Wednesday, May 30, 2007

#14 Technorati

Technorati is for the real web2 enthusiast. But IMHO, the website's purpose is not obvious when you first view the home page and it overstates its achievements.


Deep in the FAQ's there is this clarification:


What about an RSS search engine? Is that different from what Technorati does?
Yes. RSS feeds are a subset of the World Live Web. An RSS search engine searches only content structured in specialized XML formats such as RSS and Atom but does not look at a site's HTML or other markup. Not all blogs have RSS feeds, and some sites that are not blogs (such as The New York Times or some online event calendars) do have RSS feeds. Many blogs only send out a small portion or summary of their full postings and leave the full postings on their sites as HTML. Technorati specializes in searching all blogs, not merely those with RSS feeds, and instead of only indexing the RSS feed (often the first few hundred words of an article), Technorati reads all of the HTML code in a blog posting, and also tracks all of the activity around a blog or post such as inbound and outbound links.

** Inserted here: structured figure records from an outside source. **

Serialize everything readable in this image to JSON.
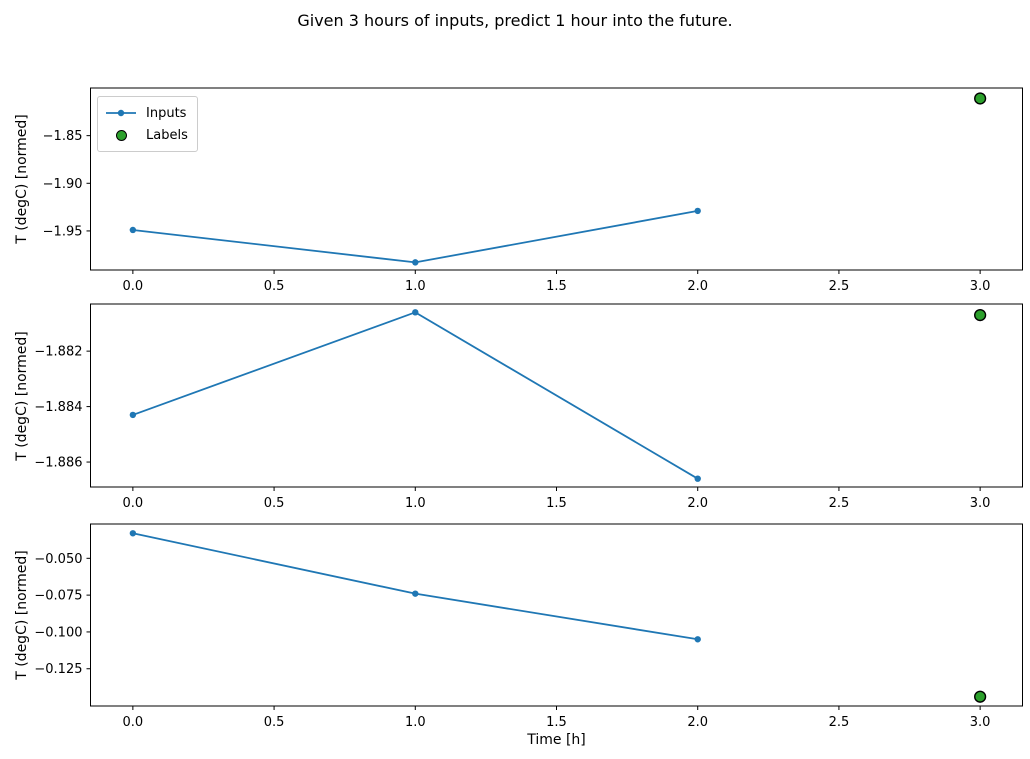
{
  "figure": {
    "background": "#ffffff"
  },
  "chart_data": {
    "type": "line",
    "title": "Given 3 hours of inputs, predict 1 hour into the future.",
    "xlabel": "Time [h]",
    "grid": false,
    "legend_position": "upper-left-first-subplot",
    "legend": {
      "inputs_label": "Inputs",
      "labels_label": "Labels"
    },
    "colors": {
      "inputs_line": "#1f77b4",
      "labels_fill": "#2ca02c",
      "labels_edge": "#000000",
      "axes_edge": "#000000",
      "legend_border": "#cccccc"
    },
    "x_inputs": [
      0.0,
      1.0,
      2.0
    ],
    "label_x": 3.0,
    "xlim": [
      -0.15,
      3.15
    ],
    "xtick_values": [
      0.0,
      0.5,
      1.0,
      1.5,
      2.0,
      2.5,
      3.0
    ],
    "xtick_labels": [
      "0.0",
      "0.5",
      "1.0",
      "1.5",
      "2.0",
      "2.5",
      "3.0"
    ],
    "subplots": [
      {
        "ylabel": "T (degC) [normed]",
        "ylim": [
          -1.991,
          -1.8
        ],
        "ytick_values": [
          -1.85,
          -1.9,
          -1.95
        ],
        "ytick_labels": [
          "−1.85",
          "−1.90",
          "−1.95"
        ],
        "series": [
          {
            "name": "Inputs",
            "x": [
              0.0,
              1.0,
              2.0
            ],
            "y": [
              -1.949,
              -1.983,
              -1.929
            ]
          },
          {
            "name": "Labels",
            "x": [
              3.0
            ],
            "y": [
              -1.811
            ]
          }
        ],
        "show_legend": true
      },
      {
        "ylabel": "T (degC) [normed]",
        "ylim": [
          -1.8869,
          -1.8803
        ],
        "ytick_values": [
          -1.882,
          -1.884,
          -1.886
        ],
        "ytick_labels": [
          "−1.882",
          "−1.884",
          "−1.886"
        ],
        "series": [
          {
            "name": "Inputs",
            "x": [
              0.0,
              1.0,
              2.0
            ],
            "y": [
              -1.8843,
              -1.8806,
              -1.8866
            ]
          },
          {
            "name": "Labels",
            "x": [
              3.0
            ],
            "y": [
              -1.8807
            ]
          }
        ],
        "show_legend": false
      },
      {
        "ylabel": "T (degC) [normed]",
        "ylim": [
          -0.1503,
          -0.0267
        ],
        "ytick_values": [
          -0.05,
          -0.075,
          -0.1,
          -0.125
        ],
        "ytick_labels": [
          "−0.050",
          "−0.075",
          "−0.100",
          "−0.125"
        ],
        "series": [
          {
            "name": "Inputs",
            "x": [
              0.0,
              1.0,
              2.0
            ],
            "y": [
              -0.033,
              -0.074,
              -0.105
            ]
          },
          {
            "name": "Labels",
            "x": [
              3.0
            ],
            "y": [
              -0.144
            ]
          }
        ],
        "show_legend": false
      }
    ]
  }
}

Technorati's claim that it "searches all blogs" appears to be hype. I searched for a number of names and subjects and was very surprised by the limited hit list. Then I found this in the FAQ:

Make sure your blog is pinging Technorati. Technorati does not index a blog unless a ping is received from the blog to initiate our spiders to visit the site.


Also, if blog entries have been archived, Technorati can't see and index them. No wonder I'm not finding "all blogs".

Also, it seems curious that I can't easily find info on the lag time between a blog post and Technorati's indexing. It seems that this would be crucial, since you'd probably search blogs for just-happened news that hasn't yet hit websites.

Technorati and libraries? Seems it is another reference resource (when all else fails).